24 images : Avez-vous été journaliste ? 

S. Alva­rez : Oui. J’ai été direc­teur d’une revue syn­di­cale et j’ai écrit pour dif­fé­rents jour­naux et revues révo­lu­tion­naires. Mais, je n’ai pas été for­mé en jour­na­lisme : j’ai étu­dié la méde­cine et la phi­lo­so­phie. Le jour­na­lisme et le ciné­ma sont des choses que j’ai apprises en travaillant.

- 24 images : Com­ment avez-vous com­men­cé à faire des films en uti­li­sant des maté­riaux de pro­ve­nances diverses : archives, pho­to­gra­phies, etc. ? 

S. Alva­rez : La néces­si­té est presque tou­jours à la source de la créa­tion. Par exemple, lorsque j’ai fait Now, j’é­tais allé aux États-Unis et j’a­vais vécu la dis­cri­mi­na­tion raciale. C’é­tait en 1939 et en 1940. Des amis noirs amé­ri­cains m’ont fait cadeau d’un disque de Lena Horne sur lequel il y avait la chan­son Now. A par­tir de là j’ai déci­dé de faire un film de six minutes, soit la durée de la chan­son. C’é­tait le pre­mier vidéo­clip de l’his­toire. Mais, je ne pou­vais pas aller fil­mer aux Etats-Unis. J’ai donc uti­li­sé des pho­to­gra­phies décou­pées dans les maga­zines amé­ri­cains — des images de Lin­coln, de Luther King, d’in­ci­dents raciaux — ain­si que des images d’ac­tua­li­té. J’ai fil­mé les pho­to­gra­phies à la table d’a­ni­ma­tion et j’ai appris que l’on pou­vait faire bou­ger des pho­tos fixes. J’ai orga­ni­sé le maté­riel de manière syn­co­pée et frap­pante, mon­tant l’i­mage avec rage à par­tir de la musique. En trois jours le film était mon­té. En une semaine tout avait été fait. Dans mes films sui­vants, j’ai sou­vent uti­li­sé de nou­veau des pho­tos, mais aus­si des pein­tures, des gra­phiques, des cari­ca­tures et du texte écrit.

-2.jpg

Je n’ai pas besoin des écrits de Marx ni de la per­mis­sion de Fidel pour avoir une sen­si­bi­li­té humaniste.

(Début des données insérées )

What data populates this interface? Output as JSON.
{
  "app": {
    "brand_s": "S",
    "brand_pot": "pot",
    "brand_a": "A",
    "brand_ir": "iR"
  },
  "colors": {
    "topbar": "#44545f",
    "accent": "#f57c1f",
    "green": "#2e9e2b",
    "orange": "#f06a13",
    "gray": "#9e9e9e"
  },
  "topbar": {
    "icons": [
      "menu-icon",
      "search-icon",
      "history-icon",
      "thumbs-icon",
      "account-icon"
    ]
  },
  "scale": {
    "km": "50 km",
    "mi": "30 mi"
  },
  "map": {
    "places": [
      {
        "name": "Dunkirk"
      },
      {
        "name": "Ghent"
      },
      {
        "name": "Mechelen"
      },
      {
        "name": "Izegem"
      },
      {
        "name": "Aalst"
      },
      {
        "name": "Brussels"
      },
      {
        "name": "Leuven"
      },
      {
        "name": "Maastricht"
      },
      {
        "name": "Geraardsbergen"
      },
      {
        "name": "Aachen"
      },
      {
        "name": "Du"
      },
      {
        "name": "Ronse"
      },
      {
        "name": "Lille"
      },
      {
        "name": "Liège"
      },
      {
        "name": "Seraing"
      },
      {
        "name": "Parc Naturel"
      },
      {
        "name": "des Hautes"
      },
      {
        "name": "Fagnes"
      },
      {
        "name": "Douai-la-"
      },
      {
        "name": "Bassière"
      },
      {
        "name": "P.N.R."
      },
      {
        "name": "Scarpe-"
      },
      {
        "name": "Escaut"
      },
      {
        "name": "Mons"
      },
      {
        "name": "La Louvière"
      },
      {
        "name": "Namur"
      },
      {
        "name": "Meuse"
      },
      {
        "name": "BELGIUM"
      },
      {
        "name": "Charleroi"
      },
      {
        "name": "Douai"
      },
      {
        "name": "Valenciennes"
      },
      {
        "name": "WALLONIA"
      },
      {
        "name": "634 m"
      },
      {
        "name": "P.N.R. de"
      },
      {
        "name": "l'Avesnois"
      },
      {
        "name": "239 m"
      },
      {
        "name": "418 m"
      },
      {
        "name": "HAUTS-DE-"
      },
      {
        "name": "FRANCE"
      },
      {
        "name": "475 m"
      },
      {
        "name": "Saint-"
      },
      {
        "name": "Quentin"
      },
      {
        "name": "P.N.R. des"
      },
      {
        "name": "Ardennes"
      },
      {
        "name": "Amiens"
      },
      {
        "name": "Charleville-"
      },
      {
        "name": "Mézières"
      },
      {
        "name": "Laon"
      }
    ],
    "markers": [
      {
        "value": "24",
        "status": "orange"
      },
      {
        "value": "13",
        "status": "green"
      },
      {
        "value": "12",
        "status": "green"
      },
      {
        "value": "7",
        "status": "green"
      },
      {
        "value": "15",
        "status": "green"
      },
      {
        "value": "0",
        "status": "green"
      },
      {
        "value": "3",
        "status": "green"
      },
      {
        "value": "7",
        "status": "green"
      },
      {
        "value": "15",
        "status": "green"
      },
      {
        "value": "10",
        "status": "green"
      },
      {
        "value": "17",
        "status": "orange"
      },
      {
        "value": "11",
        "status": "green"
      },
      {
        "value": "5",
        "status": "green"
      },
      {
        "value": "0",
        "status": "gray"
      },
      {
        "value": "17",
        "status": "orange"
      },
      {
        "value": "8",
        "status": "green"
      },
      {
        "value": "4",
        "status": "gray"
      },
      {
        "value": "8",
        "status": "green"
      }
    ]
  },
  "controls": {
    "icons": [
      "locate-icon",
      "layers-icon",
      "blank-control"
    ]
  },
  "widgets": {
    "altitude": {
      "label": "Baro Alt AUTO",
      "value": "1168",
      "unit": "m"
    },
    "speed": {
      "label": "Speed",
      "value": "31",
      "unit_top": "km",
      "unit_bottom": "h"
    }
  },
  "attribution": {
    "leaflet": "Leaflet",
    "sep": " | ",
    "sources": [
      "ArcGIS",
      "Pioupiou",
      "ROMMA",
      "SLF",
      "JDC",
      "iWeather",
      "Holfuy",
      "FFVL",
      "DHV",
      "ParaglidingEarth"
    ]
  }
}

24 images : Jus­te­ment, par­lez-nous de votre uti­li­sa­tion des carac­tères typographiques. 

S. Alva­rez : Chaque mot, chaque lettre doit s’in­té­grer au mon­tage. Je me suis ren­du compte que la lettre, la pauvre petite lettre, deve­nait jalouse des images en mou­ve­ment lors­qu’elle res­tait sta­tique. Je place donc chaque lettre sur la table d’a­ni­ma­tion et les mots, les syl­labes, bougent de dif­fé­rentes façons. La lit­té­ra­ture devient par­tie inté­grante du mon­tage, du rythme, de l’es­thé­tique du film. À cause du manque de moyens, j’u­ti­lise tout ce qui est à ma por­tée et je dois arri­ver à tirer le maxi­mum du matériel.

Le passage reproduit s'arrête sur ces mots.